Where will they go if the developments take over?

Sprawl increases traffic on our neighborhood streets and highways

Sprawl lengthens trips and forces us to drive everywhere. The average American driver spends 443 hours per year - the equivalent of 55 eight-hour workdays - behind the wheel. Residents of sprawling communities drive three to four times as much as those living in compact, well-planned areas. Adding new lanes and building new roads just makes the problem worse - studies show that increasing road capacity only leads to more traffic and more sprawl.

Sprawl pollutes our air and water

As sprawl increases our reliance on cars and driving, it makes our air dirtier and less healthy. Cars, trucks and buses are the biggest source of cancer- causing air pollution, spewing more than 12 billion pounds of toxic chemicals each year, or almost 50 pounds per person. Our wetlands - nature's water filters - are also under attack. Each year more than 100,000 acres of wetlands are destroyed, in large part to build sprawling new developments. Since wetlands can remove up to 90 percent of the pollutants in water, wetlands destruction leads directly to polluted water.

Sprawl worsens the damage from killer floods

Sprawl increases the risk of flooding. Development pressures lead to building on floodplains and the destruction of wetlands, natural flood-absorbing sponges. In the last eight years, floods in the United States killed more than 850 people and caused more than $89 billion in property damage. Much of this flooding occurred in places where weak zoning laws allowed developers to drain wetlands and build in floodplains.

Sprawl destroys parks, farms, and open space

Sprawl destroys more than one million acres of parks, farms and open space each year. This threatens America's productive farmland, and turns our cherished parks and open spaces into strip malls and freeways.

Sprawl wastes our tax money

Our tax money subsidizes new sprawling developments, rather than improving our existing communities. Sprawl costs our cities and counties millions of dollars for new water and sewer lines, new schools, and increased police and fire protection. Those costs are not fully offset by the taxes paid by the new users. Instead, sprawl forces higher taxes on existing residents and hastens the decline of our urban tax base.
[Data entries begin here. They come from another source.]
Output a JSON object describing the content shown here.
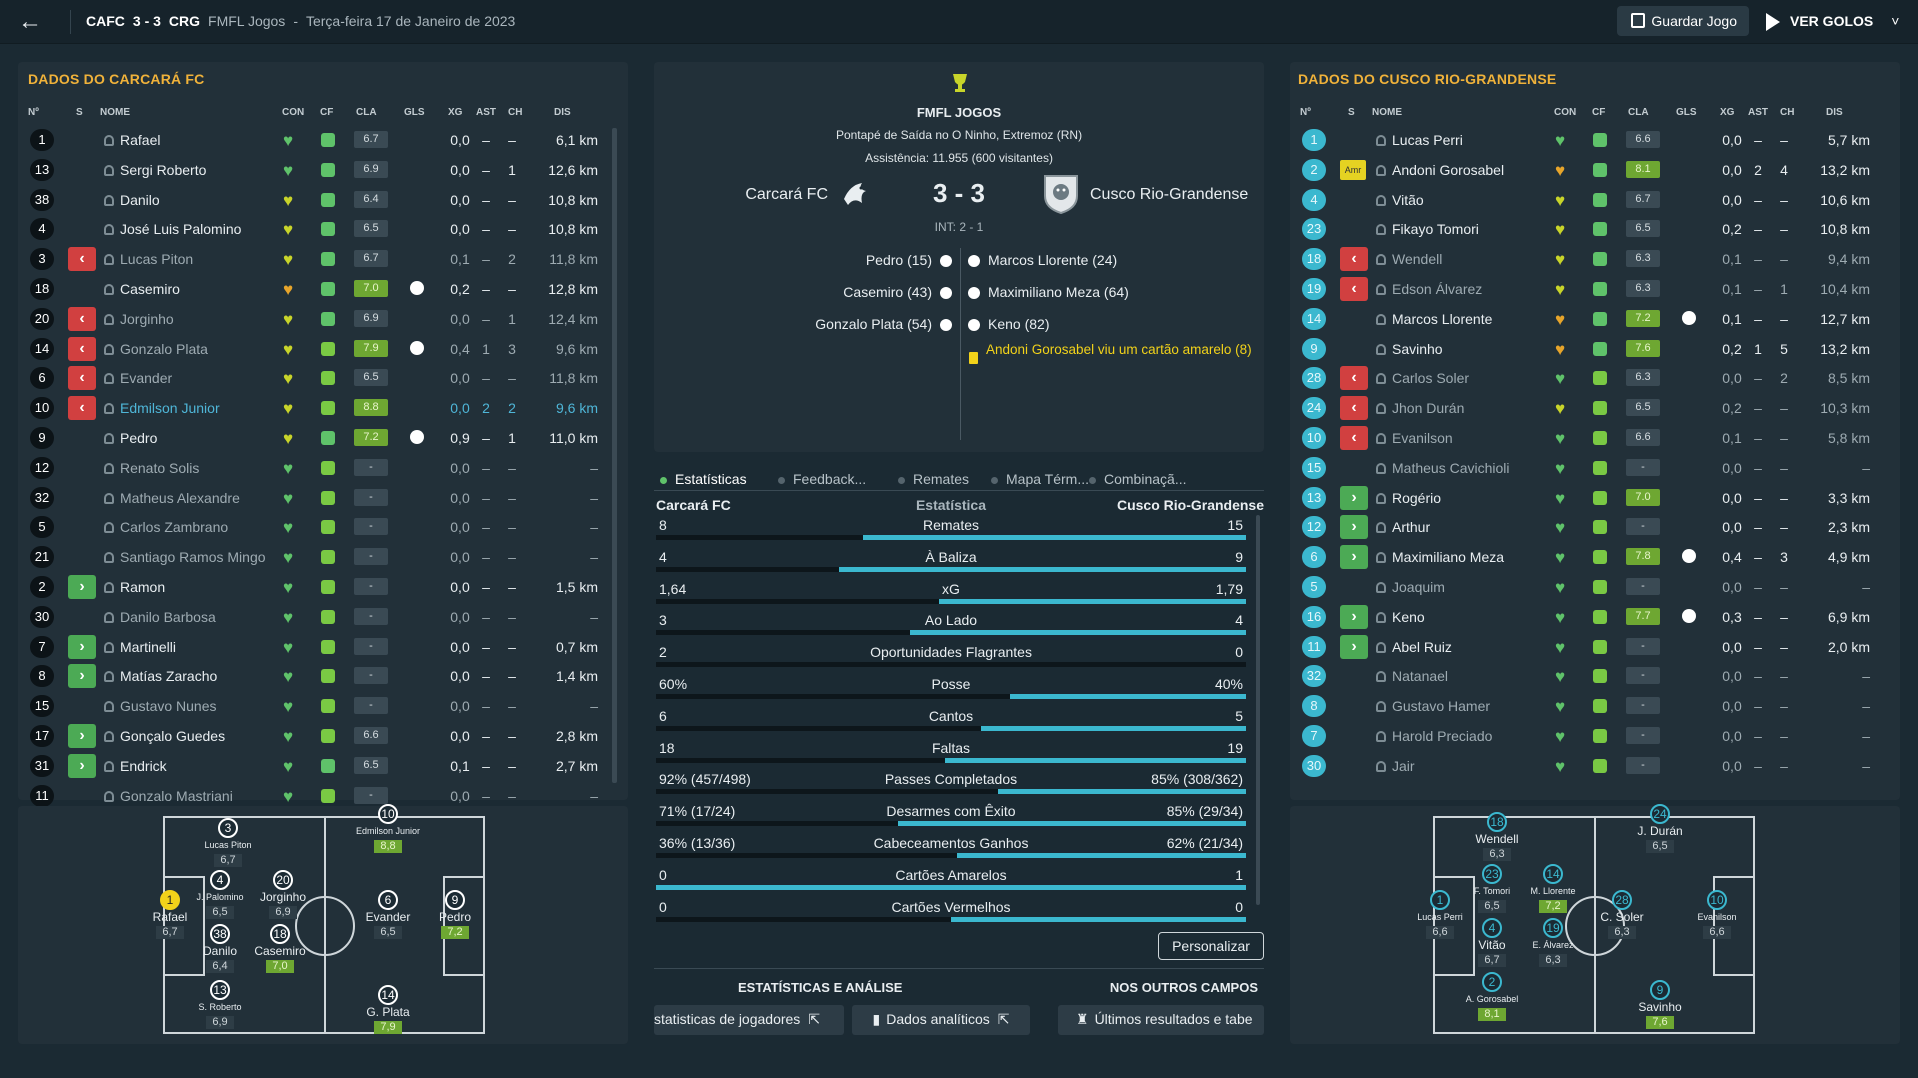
{
  "header": {
    "back": "←",
    "home_code": "CAFC",
    "score": "3 - 3",
    "away_code": "CRG",
    "competition": "FMFL Jogos",
    "dash": "-",
    "date": "Terça-feira 17 de Janeiro de 2023",
    "save": "Guardar Jogo",
    "goals": "VER GOLOS",
    "goals_caret": "˅"
  },
  "cols": {
    "n": "Nº",
    "s": "S",
    "nome": "NOME",
    "con": "CON",
    "cf": "CF",
    "cla": "CLA",
    "gls": "GLS",
    "xg": "XG",
    "ast": "AST",
    "ch": "CH",
    "dis": "DIS"
  },
  "left": {
    "title": "DADOS DO CARCARÁ FC",
    "rows": [
      {
        "n": "1",
        "sub": "",
        "name": "Rafael",
        "heart": "green",
        "cf": "green",
        "cla": "6.7",
        "g": "",
        "xg": "0,0",
        "ast": "–",
        "ch": "–",
        "dis": "6,1 km",
        "dim": false
      },
      {
        "n": "13",
        "sub": "",
        "name": "Sergi Roberto",
        "heart": "green",
        "cf": "green",
        "cla": "6.9",
        "g": "",
        "xg": "0,0",
        "ast": "–",
        "ch": "1",
        "dis": "12,6 km",
        "dim": false
      },
      {
        "n": "38",
        "sub": "",
        "name": "Danilo",
        "heart": "yellow",
        "cf": "green",
        "cla": "6.4",
        "g": "",
        "xg": "0,0",
        "ast": "–",
        "ch": "–",
        "dis": "10,8 km",
        "dim": false
      },
      {
        "n": "4",
        "sub": "",
        "name": "José Luis Palomino",
        "heart": "yellow",
        "cf": "green",
        "cla": "6.5",
        "g": "",
        "xg": "0,0",
        "ast": "–",
        "ch": "–",
        "dis": "10,8 km",
        "dim": false
      },
      {
        "n": "3",
        "sub": "out",
        "name": "Lucas Piton",
        "heart": "yellow",
        "cf": "green",
        "cla": "6.7",
        "g": "",
        "xg": "0,1",
        "ast": "–",
        "ch": "2",
        "dis": "11,8 km",
        "dim": true
      },
      {
        "n": "18",
        "sub": "",
        "name": "Casemiro",
        "heart": "orange",
        "cf": "green",
        "cla": "7.0",
        "g": "1",
        "xg": "0,2",
        "ast": "–",
        "ch": "–",
        "dis": "12,8 km",
        "dim": false
      },
      {
        "n": "20",
        "sub": "out",
        "name": "Jorginho",
        "heart": "yellow",
        "cf": "green",
        "cla": "6.9",
        "g": "",
        "xg": "0,0",
        "ast": "–",
        "ch": "1",
        "dis": "12,4 km",
        "dim": true
      },
      {
        "n": "14",
        "sub": "out",
        "name": "Gonzalo Plata",
        "heart": "yellow",
        "cf": "green2",
        "cla": "7.9",
        "g": "1",
        "xg": "0,4",
        "ast": "1",
        "ch": "3",
        "dis": "9,6 km",
        "dim": true
      },
      {
        "n": "6",
        "sub": "out",
        "name": "Evander",
        "heart": "yellow",
        "cf": "green2",
        "cla": "6.5",
        "g": "",
        "xg": "0,0",
        "ast": "–",
        "ch": "–",
        "dis": "11,8 km",
        "dim": true
      },
      {
        "n": "10",
        "sub": "out",
        "name": "Edmilson Junior",
        "heart": "yellow",
        "cf": "green2",
        "cla": "8.8",
        "g": "",
        "xg": "0,0",
        "ast": "2",
        "ch": "2",
        "dis": "9,6 km",
        "dim": false,
        "hl": true
      },
      {
        "n": "9",
        "sub": "",
        "name": "Pedro",
        "heart": "yellow",
        "cf": "green",
        "cla": "7.2",
        "g": "1",
        "xg": "0,9",
        "ast": "–",
        "ch": "1",
        "dis": "11,0 km",
        "dim": false
      },
      {
        "n": "12",
        "sub": "",
        "name": "Renato Solis",
        "heart": "green",
        "cf": "green2",
        "cla": "-",
        "g": "",
        "xg": "0,0",
        "ast": "–",
        "ch": "–",
        "dis": "–",
        "dim": true
      },
      {
        "n": "32",
        "sub": "",
        "name": "Matheus Alexandre",
        "heart": "green",
        "cf": "green2",
        "cla": "-",
        "g": "",
        "xg": "0,0",
        "ast": "–",
        "ch": "–",
        "dis": "–",
        "dim": true
      },
      {
        "n": "5",
        "sub": "",
        "name": "Carlos Zambrano",
        "heart": "green",
        "cf": "green2",
        "cla": "-",
        "g": "",
        "xg": "0,0",
        "ast": "–",
        "ch": "–",
        "dis": "–",
        "dim": true
      },
      {
        "n": "21",
        "sub": "",
        "name": "Santiago Ramos Mingo",
        "heart": "green",
        "cf": "green2",
        "cla": "-",
        "g": "",
        "xg": "0,0",
        "ast": "–",
        "ch": "–",
        "dis": "–",
        "dim": true
      },
      {
        "n": "2",
        "sub": "in",
        "name": "Ramon",
        "heart": "green",
        "cf": "green2",
        "cla": "-",
        "g": "",
        "xg": "0,0",
        "ast": "–",
        "ch": "–",
        "dis": "1,5 km",
        "dim": false
      },
      {
        "n": "30",
        "sub": "",
        "name": "Danilo Barbosa",
        "heart": "green",
        "cf": "green2",
        "cla": "-",
        "g": "",
        "xg": "0,0",
        "ast": "–",
        "ch": "–",
        "dis": "–",
        "dim": true
      },
      {
        "n": "7",
        "sub": "in",
        "name": "Martinelli",
        "heart": "green",
        "cf": "green2",
        "cla": "-",
        "g": "",
        "xg": "0,0",
        "ast": "–",
        "ch": "–",
        "dis": "0,7 km",
        "dim": false
      },
      {
        "n": "8",
        "sub": "in",
        "name": "Matías Zaracho",
        "heart": "green",
        "cf": "green2",
        "cla": "-",
        "g": "",
        "xg": "0,0",
        "ast": "–",
        "ch": "–",
        "dis": "1,4 km",
        "dim": false
      },
      {
        "n": "15",
        "sub": "",
        "name": "Gustavo Nunes",
        "heart": "green",
        "cf": "green2",
        "cla": "-",
        "g": "",
        "xg": "0,0",
        "ast": "–",
        "ch": "–",
        "dis": "–",
        "dim": true
      },
      {
        "n": "17",
        "sub": "in",
        "name": "Gonçalo Guedes",
        "heart": "green",
        "cf": "green2",
        "cla": "6.6",
        "g": "",
        "xg": "0,0",
        "ast": "–",
        "ch": "–",
        "dis": "2,8 km",
        "dim": false
      },
      {
        "n": "31",
        "sub": "in",
        "name": "Endrick",
        "heart": "green",
        "cf": "green",
        "cla": "6.5",
        "g": "",
        "xg": "0,1",
        "ast": "–",
        "ch": "–",
        "dis": "2,7 km",
        "dim": false
      },
      {
        "n": "11",
        "sub": "",
        "name": "Gonzalo Mastriani",
        "heart": "green",
        "cf": "green2",
        "cla": "-",
        "g": "",
        "xg": "0,0",
        "ast": "–",
        "ch": "–",
        "dis": "–",
        "dim": true
      }
    ]
  },
  "right": {
    "title": "DADOS DO CUSCO RIO-GRANDENSE",
    "rows": [
      {
        "n": "1",
        "sub": "",
        "name": "Lucas Perri",
        "heart": "green",
        "cf": "green",
        "cla": "6.6",
        "g": "",
        "xg": "0,0",
        "ast": "–",
        "ch": "–",
        "dis": "5,7 km",
        "dim": false
      },
      {
        "n": "2",
        "sub": "amr",
        "name": "Andoni Gorosabel",
        "heart": "orange",
        "cf": "green",
        "cla": "8.1",
        "g": "",
        "xg": "0,0",
        "ast": "2",
        "ch": "4",
        "dis": "13,2 km",
        "dim": false
      },
      {
        "n": "4",
        "sub": "",
        "name": "Vitão",
        "heart": "yellow",
        "cf": "green",
        "cla": "6.7",
        "g": "",
        "xg": "0,0",
        "ast": "–",
        "ch": "–",
        "dis": "10,6 km",
        "dim": false
      },
      {
        "n": "23",
        "sub": "",
        "name": "Fikayo Tomori",
        "heart": "yellow",
        "cf": "green",
        "cla": "6.5",
        "g": "",
        "xg": "0,2",
        "ast": "–",
        "ch": "–",
        "dis": "10,8 km",
        "dim": false
      },
      {
        "n": "18",
        "sub": "out",
        "name": "Wendell",
        "heart": "yellow",
        "cf": "green",
        "cla": "6.3",
        "g": "",
        "xg": "0,1",
        "ast": "–",
        "ch": "–",
        "dis": "9,4 km",
        "dim": true
      },
      {
        "n": "19",
        "sub": "out",
        "name": "Edson Álvarez",
        "heart": "yellow",
        "cf": "green",
        "cla": "6.3",
        "g": "",
        "xg": "0,1",
        "ast": "–",
        "ch": "1",
        "dis": "10,4 km",
        "dim": true
      },
      {
        "n": "14",
        "sub": "",
        "name": "Marcos Llorente",
        "heart": "orange",
        "cf": "green",
        "cla": "7.2",
        "g": "1",
        "xg": "0,1",
        "ast": "–",
        "ch": "–",
        "dis": "12,7 km",
        "dim": false
      },
      {
        "n": "9",
        "sub": "",
        "name": "Savinho",
        "heart": "orange",
        "cf": "green",
        "cla": "7.6",
        "g": "",
        "xg": "0,2",
        "ast": "1",
        "ch": "5",
        "dis": "13,2 km",
        "dim": false
      },
      {
        "n": "28",
        "sub": "out",
        "name": "Carlos Soler",
        "heart": "green",
        "cf": "green2",
        "cla": "6.3",
        "g": "",
        "xg": "0,0",
        "ast": "–",
        "ch": "2",
        "dis": "8,5 km",
        "dim": true
      },
      {
        "n": "24",
        "sub": "out",
        "name": "Jhon Durán",
        "heart": "yellow",
        "cf": "green2",
        "cla": "6.5",
        "g": "",
        "xg": "0,2",
        "ast": "–",
        "ch": "–",
        "dis": "10,3 km",
        "dim": true
      },
      {
        "n": "10",
        "sub": "out",
        "name": "Evanilson",
        "heart": "green",
        "cf": "green2",
        "cla": "6.6",
        "g": "",
        "xg": "0,1",
        "ast": "–",
        "ch": "–",
        "dis": "5,8 km",
        "dim": true
      },
      {
        "n": "15",
        "sub": "",
        "name": "Matheus Cavichioli",
        "heart": "green",
        "cf": "green2",
        "cla": "-",
        "g": "",
        "xg": "0,0",
        "ast": "–",
        "ch": "–",
        "dis": "–",
        "dim": true
      },
      {
        "n": "13",
        "sub": "in",
        "name": "Rogério",
        "heart": "green",
        "cf": "green2",
        "cla": "7.0",
        "g": "",
        "xg": "0,0",
        "ast": "–",
        "ch": "–",
        "dis": "3,3 km",
        "dim": false
      },
      {
        "n": "12",
        "sub": "in",
        "name": "Arthur",
        "heart": "green",
        "cf": "green2",
        "cla": "-",
        "g": "",
        "xg": "0,0",
        "ast": "–",
        "ch": "–",
        "dis": "2,3 km",
        "dim": false
      },
      {
        "n": "6",
        "sub": "in",
        "name": "Maximiliano Meza",
        "heart": "green",
        "cf": "green2",
        "cla": "7.8",
        "g": "1",
        "xg": "0,4",
        "ast": "–",
        "ch": "3",
        "dis": "4,9 km",
        "dim": false
      },
      {
        "n": "5",
        "sub": "",
        "name": "Joaquim",
        "heart": "green",
        "cf": "green2",
        "cla": "-",
        "g": "",
        "xg": "0,0",
        "ast": "–",
        "ch": "–",
        "dis": "–",
        "dim": true
      },
      {
        "n": "16",
        "sub": "in",
        "name": "Keno",
        "heart": "green",
        "cf": "green2",
        "cla": "7.7",
        "g": "1",
        "xg": "0,3",
        "ast": "–",
        "ch": "–",
        "dis": "6,9 km",
        "dim": false
      },
      {
        "n": "11",
        "sub": "in",
        "name": "Abel Ruiz",
        "heart": "green",
        "cf": "green2",
        "cla": "-",
        "g": "",
        "xg": "0,0",
        "ast": "–",
        "ch": "–",
        "dis": "2,0 km",
        "dim": false
      },
      {
        "n": "32",
        "sub": "",
        "name": "Natanael",
        "heart": "green",
        "cf": "green2",
        "cla": "-",
        "g": "",
        "xg": "0,0",
        "ast": "–",
        "ch": "–",
        "dis": "–",
        "dim": true
      },
      {
        "n": "8",
        "sub": "",
        "name": "Gustavo Hamer",
        "heart": "green",
        "cf": "green2",
        "cla": "-",
        "g": "",
        "xg": "0,0",
        "ast": "–",
        "ch": "–",
        "dis": "–",
        "dim": true
      },
      {
        "n": "7",
        "sub": "",
        "name": "Harold Preciado",
        "heart": "green",
        "cf": "green2",
        "cla": "-",
        "g": "",
        "xg": "0,0",
        "ast": "–",
        "ch": "–",
        "dis": "–",
        "dim": true
      },
      {
        "n": "30",
        "sub": "",
        "name": "Jair",
        "heart": "green",
        "cf": "green2",
        "cla": "-",
        "g": "",
        "xg": "0,0",
        "ast": "–",
        "ch": "–",
        "dis": "–",
        "dim": true
      }
    ]
  },
  "match": {
    "competition": "FMFL JOGOS",
    "venue": "Pontapé de Saída no O Ninho, Extremoz (RN)",
    "attendance": "Assistência: 11.955 (600 visitantes)",
    "home": "Carcará FC",
    "away": "Cusco Rio-Grandense",
    "score": "3 - 3",
    "ht": "INT: 2 - 1",
    "home_goals": [
      "Pedro (15)",
      "Casemiro (43)",
      "Gonzalo Plata (54)"
    ],
    "away_goals": [
      "Marcos Llorente (24)",
      "Maximiliano Meza (64)",
      "Keno (82)"
    ],
    "card": "Andoni Gorosabel viu um cartão amarelo (8)"
  },
  "tabs": [
    "Estatísticas",
    "Feedback...",
    "Remates",
    "Mapa Térm...",
    "Combinaçã..."
  ],
  "stats_header": {
    "home": "Carcará FC",
    "mid": "Estatística",
    "away": "Cusco Rio-Grandense"
  },
  "stats": [
    {
      "l": "8",
      "label": "Remates",
      "r": "15",
      "share": 0.65
    },
    {
      "l": "4",
      "label": "À Baliza",
      "r": "9",
      "share": 0.69
    },
    {
      "l": "1,64",
      "label": "xG",
      "r": "1,79",
      "share": 0.52
    },
    {
      "l": "3",
      "label": "Ao Lado",
      "r": "4",
      "share": 0.57
    },
    {
      "l": "2",
      "label": "Oportunidades Flagrantes",
      "r": "0",
      "share": 0.0
    },
    {
      "l": "60%",
      "label": "Posse",
      "r": "40%",
      "share": 0.4
    },
    {
      "l": "6",
      "label": "Cantos",
      "r": "5",
      "share": 0.45
    },
    {
      "l": "18",
      "label": "Faltas",
      "r": "19",
      "share": 0.51
    },
    {
      "l": "92% (457/498)",
      "label": "Passes Completados",
      "r": "85% (308/362)",
      "share": 0.42
    },
    {
      "l": "71% (17/24)",
      "label": "Desarmes com Êxito",
      "r": "85% (29/34)",
      "share": 0.59
    },
    {
      "l": "36% (13/36)",
      "label": "Cabeceamentos Ganhos",
      "r": "62% (21/34)",
      "share": 0.49
    },
    {
      "l": "0",
      "label": "Cartões Amarelos",
      "r": "1",
      "share": 1.0
    },
    {
      "l": "0",
      "label": "Cartões Vermelhos",
      "r": "0",
      "share": 0.5
    }
  ],
  "customize": "Personalizar",
  "bottom": {
    "analysis": "ESTATÍSTICAS E ANÁLISE",
    "other": "NOS OUTROS CAMPOS",
    "btn1": "statisticas de jogadores",
    "btn2": "Dados analíticos",
    "btn3": "Últimos resultados e tabe"
  },
  "pitch_left": [
    {
      "n": "1",
      "name": "Rafael",
      "r": "6,7",
      "g": false,
      "gk": true
    },
    {
      "n": "3",
      "name": "Lucas Piton",
      "r": "6,7",
      "g": false,
      "small": true
    },
    {
      "n": "4",
      "name": "J. Palomino",
      "r": "6,5",
      "g": false,
      "small": true
    },
    {
      "n": "20",
      "name": "Jorginho",
      "r": "6,9",
      "g": false
    },
    {
      "n": "38",
      "name": "Danilo",
      "r": "6,4",
      "g": false
    },
    {
      "n": "18",
      "name": "Casemiro",
      "r": "7,0",
      "g": true
    },
    {
      "n": "13",
      "name": "S. Roberto",
      "r": "6,9",
      "g": false,
      "small": true
    },
    {
      "n": "10",
      "name": "Edmilson Junior",
      "r": "8,8",
      "g": true,
      "small": true
    },
    {
      "n": "6",
      "name": "Evander",
      "r": "6,5",
      "g": false
    },
    {
      "n": "9",
      "name": "Pedro",
      "r": "7,2",
      "g": true
    },
    {
      "n": "14",
      "name": "G. Plata",
      "r": "7,9",
      "g": true
    }
  ],
  "pitch_right": [
    {
      "n": "18",
      "name": "Wendell",
      "r": "6,3",
      "g": false
    },
    {
      "n": "24",
      "name": "J. Durán",
      "r": "6,5",
      "g": false
    },
    {
      "n": "23",
      "name": "F. Tomori",
      "r": "6,5",
      "g": false,
      "small": true
    },
    {
      "n": "14",
      "name": "M. Llorente",
      "r": "7,2",
      "g": true,
      "small": true
    },
    {
      "n": "1",
      "name": "Lucas Perri",
      "r": "6,6",
      "g": false,
      "small": true
    },
    {
      "n": "28",
      "name": "C. Soler",
      "r": "6,3",
      "g": false
    },
    {
      "n": "10",
      "name": "Evanilson",
      "r": "6,6",
      "g": false,
      "small": true
    },
    {
      "n": "4",
      "name": "Vitão",
      "r": "6,7",
      "g": false
    },
    {
      "n": "19",
      "name": "E. Álvarez",
      "r": "6,3",
      "g": false,
      "small": true
    },
    {
      "n": "2",
      "name": "A. Gorosabel",
      "r": "8,1",
      "g": true,
      "small": true
    },
    {
      "n": "9",
      "name": "Savinho",
      "r": "7,6",
      "g": true
    }
  ],
  "colors": {
    "accent": "#f0b23a",
    "bar": "#3bb8cf",
    "green": "#5fc26a",
    "red": "#d14040"
  }
}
Sprawl crowds our children's schools

Sprawl creates crowded schools in the suburbs and empty, crumbling schools in center cities. New development puts more children in suburban schools, but does not pay for the new schools that inevitably must be built. According to Florida's Department of Education, 17,738 temporary or trailer classrooms are currently in use in that state, and a report by the Conference Board claims that 20 percent of school kids in California learn in temporary classrooms.